What's for dinner?

 

 

 

 

 

 

 

 

 

 

 

 

 

 

 

 

 

 

 

 

 

 

 

          When food is plentiful, the average wolf will eat anywhere from five to twelve pounds of food a day.  A full grown wolf, however, can eat as much as twenty pounds of meat at one time.  Wolves tend to eat whatever their environment offers.  In addition to active hunting, wolves also scavenge for food.

          In the tundra, wolves prefer caribou, but they have been known to eat mice, ground squirrels, and various birds.  Red wolves tend to eat these smaller animals more often than the larger gray wolves.  Raccoon and white-tailed deer are also a main staple in the red wolf's diet.

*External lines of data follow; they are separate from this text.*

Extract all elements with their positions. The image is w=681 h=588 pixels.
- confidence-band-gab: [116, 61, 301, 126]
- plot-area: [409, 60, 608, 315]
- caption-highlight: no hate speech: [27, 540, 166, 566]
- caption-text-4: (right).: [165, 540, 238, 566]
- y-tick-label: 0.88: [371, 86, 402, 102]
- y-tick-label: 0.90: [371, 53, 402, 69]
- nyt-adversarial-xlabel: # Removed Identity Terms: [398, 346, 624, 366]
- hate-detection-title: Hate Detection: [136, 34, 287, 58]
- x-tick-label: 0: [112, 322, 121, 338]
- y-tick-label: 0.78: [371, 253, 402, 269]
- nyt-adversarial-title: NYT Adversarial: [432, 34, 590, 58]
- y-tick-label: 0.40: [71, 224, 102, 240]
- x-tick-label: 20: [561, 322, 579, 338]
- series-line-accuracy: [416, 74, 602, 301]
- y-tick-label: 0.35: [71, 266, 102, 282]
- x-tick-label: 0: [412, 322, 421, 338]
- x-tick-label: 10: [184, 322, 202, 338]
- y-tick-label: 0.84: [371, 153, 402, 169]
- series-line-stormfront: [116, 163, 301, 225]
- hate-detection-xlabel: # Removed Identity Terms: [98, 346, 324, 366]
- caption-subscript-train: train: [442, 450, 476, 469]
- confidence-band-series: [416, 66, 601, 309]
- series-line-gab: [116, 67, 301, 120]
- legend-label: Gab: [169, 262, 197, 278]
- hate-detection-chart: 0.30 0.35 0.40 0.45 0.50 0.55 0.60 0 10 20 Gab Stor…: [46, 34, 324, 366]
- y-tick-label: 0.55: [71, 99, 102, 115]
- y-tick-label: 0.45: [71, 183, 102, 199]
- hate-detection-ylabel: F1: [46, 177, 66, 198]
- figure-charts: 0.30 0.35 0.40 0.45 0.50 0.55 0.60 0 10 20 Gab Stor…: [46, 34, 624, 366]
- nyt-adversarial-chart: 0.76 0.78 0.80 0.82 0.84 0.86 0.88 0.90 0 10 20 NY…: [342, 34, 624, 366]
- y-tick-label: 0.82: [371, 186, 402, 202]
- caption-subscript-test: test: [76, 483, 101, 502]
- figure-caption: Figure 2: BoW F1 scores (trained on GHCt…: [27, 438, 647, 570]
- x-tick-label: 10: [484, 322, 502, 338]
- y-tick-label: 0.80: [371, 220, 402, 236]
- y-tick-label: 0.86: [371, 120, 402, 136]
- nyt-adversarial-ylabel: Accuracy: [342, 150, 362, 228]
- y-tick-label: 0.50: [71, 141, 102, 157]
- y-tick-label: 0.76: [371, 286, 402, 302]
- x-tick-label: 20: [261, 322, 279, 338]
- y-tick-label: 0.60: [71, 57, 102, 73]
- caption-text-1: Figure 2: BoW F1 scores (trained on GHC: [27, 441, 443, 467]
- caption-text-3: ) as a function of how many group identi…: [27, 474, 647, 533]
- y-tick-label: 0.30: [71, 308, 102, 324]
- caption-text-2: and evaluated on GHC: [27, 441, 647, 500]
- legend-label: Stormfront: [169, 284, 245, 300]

          Wolf food selection changes with the seasons.  In Canada, for example, gray wolves hunting alone in the summer months turn to beaver.  When hunting in pack formation in the winter, they hunt game animals such as bison, caribou, deer, elk, moose, and musk oxen.  While it is easier for wolves to hunt these larger animals as a pack, they are capable of killing them individually.  Wolves also rely on fish as a year-round source of nourishment where fish are plentiful.  Not all wolves, however, have the luxury of a varied food supply.  In Ethiopia, for example, where there is much competition for food among packs, wolves live entirely off rodents.